Factors

Lizards will on purpose sever their tails when in stressful or dangerous situations, an act known as autotomy from the Greek auto “self” and tome “severing” or self-amputation. Even after the tail is cast off, it goes on wriggling, hence distracting the lizard’s attacker. The lizard can regenerate its tail in a few weeks. The new tail will contain cartilage rather than bone and vary distinctly, not only in color but in texture, compared to its earlier appearance. In humans, change in skin pigment and texture are due to disease rather than protective behavior. I heard of a South African woman who was once white but turned black over time. It wasn’t the reptile genes calling but a condition known as hyperpigmentation. Her husband asked for a divorce and took off with their three children.

The only mammals that come close to regeneration are the African spiny mice. Upon capture they release their skin. Imagine a predator holding its prey only to realize seconds later that it has escaped leaving only its skin. The mice regrow their skin, hair follicles, glands, fur, and cartilage with little or no scarring. Organic surgery at its finest.

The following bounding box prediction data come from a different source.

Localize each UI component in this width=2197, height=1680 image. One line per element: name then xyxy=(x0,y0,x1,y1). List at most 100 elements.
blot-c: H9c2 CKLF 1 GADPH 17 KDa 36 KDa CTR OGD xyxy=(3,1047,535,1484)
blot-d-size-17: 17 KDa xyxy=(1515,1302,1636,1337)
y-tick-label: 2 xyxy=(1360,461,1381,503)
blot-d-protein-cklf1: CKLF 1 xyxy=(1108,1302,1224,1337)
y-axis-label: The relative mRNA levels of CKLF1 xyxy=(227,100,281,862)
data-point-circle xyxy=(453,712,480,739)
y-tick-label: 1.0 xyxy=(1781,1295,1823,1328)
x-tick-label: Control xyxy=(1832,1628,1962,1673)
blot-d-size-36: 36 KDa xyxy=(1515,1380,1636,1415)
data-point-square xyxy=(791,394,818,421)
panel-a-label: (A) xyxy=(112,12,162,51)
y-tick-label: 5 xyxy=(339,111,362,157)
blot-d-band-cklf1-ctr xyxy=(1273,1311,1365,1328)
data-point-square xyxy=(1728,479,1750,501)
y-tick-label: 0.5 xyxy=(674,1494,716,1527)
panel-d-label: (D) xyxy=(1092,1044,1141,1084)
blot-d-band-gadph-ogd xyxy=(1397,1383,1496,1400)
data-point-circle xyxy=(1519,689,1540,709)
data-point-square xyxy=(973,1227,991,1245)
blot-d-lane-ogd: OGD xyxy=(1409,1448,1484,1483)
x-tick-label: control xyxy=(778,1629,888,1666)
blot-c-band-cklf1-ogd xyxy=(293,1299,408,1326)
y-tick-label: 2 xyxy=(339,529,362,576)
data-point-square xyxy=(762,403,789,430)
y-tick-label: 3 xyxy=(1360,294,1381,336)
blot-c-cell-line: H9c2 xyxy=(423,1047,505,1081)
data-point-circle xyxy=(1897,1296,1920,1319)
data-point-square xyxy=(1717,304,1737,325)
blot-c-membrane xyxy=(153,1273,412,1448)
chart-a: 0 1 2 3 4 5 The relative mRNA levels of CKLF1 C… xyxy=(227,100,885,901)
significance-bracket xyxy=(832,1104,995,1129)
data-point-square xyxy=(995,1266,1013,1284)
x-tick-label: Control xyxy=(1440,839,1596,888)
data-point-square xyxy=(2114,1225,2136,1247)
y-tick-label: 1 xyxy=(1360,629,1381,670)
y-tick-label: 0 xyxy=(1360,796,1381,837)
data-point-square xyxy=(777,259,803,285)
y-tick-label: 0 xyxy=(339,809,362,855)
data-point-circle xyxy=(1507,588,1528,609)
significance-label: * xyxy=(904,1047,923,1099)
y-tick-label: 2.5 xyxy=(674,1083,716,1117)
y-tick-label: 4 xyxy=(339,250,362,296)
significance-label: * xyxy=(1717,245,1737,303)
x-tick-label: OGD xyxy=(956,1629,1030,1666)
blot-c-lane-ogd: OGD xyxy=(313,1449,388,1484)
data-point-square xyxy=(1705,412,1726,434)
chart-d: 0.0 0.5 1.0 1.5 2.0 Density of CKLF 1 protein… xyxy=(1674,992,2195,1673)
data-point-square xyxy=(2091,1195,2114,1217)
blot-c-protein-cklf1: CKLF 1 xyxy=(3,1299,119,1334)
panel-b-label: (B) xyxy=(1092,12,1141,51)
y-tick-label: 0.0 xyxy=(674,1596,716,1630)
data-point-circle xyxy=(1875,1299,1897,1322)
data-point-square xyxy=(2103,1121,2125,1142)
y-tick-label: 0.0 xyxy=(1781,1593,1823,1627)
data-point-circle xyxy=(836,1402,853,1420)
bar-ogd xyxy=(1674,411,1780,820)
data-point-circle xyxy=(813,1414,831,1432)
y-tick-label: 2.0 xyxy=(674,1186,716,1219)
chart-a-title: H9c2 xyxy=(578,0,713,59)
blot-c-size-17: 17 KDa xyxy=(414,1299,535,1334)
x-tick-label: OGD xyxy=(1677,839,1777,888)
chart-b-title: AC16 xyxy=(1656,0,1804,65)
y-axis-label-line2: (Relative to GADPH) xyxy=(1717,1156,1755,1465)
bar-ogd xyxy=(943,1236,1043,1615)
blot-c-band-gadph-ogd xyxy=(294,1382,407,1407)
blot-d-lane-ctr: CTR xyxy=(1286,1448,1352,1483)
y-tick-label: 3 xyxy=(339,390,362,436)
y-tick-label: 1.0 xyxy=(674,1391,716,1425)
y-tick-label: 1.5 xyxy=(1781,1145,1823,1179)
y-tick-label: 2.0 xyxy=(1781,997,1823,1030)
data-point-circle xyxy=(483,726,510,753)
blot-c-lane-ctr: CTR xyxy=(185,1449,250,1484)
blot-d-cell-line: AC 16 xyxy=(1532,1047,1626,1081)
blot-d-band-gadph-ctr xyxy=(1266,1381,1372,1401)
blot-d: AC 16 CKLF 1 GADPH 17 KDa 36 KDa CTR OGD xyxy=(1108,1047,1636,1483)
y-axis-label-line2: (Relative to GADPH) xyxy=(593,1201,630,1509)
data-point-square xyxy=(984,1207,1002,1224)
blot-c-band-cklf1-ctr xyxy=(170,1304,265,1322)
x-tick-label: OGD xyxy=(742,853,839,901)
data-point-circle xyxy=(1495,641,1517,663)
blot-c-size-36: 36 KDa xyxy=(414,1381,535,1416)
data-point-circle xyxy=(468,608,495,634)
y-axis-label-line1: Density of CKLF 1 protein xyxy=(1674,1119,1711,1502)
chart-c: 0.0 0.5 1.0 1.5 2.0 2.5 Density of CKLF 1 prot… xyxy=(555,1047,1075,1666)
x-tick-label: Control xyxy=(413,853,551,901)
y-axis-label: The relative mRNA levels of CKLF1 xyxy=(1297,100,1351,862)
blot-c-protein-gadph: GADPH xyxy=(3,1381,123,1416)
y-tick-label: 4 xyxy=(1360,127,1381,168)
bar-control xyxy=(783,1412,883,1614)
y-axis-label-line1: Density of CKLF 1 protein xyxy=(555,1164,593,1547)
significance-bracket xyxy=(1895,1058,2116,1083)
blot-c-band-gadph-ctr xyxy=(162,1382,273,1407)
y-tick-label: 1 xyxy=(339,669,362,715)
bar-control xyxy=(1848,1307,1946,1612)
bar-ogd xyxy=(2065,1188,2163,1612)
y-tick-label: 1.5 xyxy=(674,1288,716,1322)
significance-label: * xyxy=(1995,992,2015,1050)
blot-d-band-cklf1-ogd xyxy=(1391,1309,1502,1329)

Empirical sources suggest that “lizards, whose tail is a major storage organ for accumulating reserves, will return to a discarded tail after the threat has passed, and eat it to recover the supplies.” This makes me think that when we discarded our tails as Homo sapiens, we were supposed to swallow them in order to keep our reserves intact. We forgot a significant part of ritual and opened ourselves to disease, predators, and a weaker immune system. Strangely, while looking in the mirror, I notice some things have fallen off my body and I can’t locate them on the floor. Others attach to me like textile fabrics in all the wrong places. They fracture my ego, and I must find consolation that these zones of weakness make me softer. I want to know more about the self-amputation act, free will and all, but the English dictionary corrects the word to autonomy: self-rule, independence, freedom, sovereignty, which surprisingly concern the lizards when they’re shedding tails; compelled by their strong desire to remain free, safe, uneaten, untrapped, unconquerable, and not subdued in accordance with their survival manual.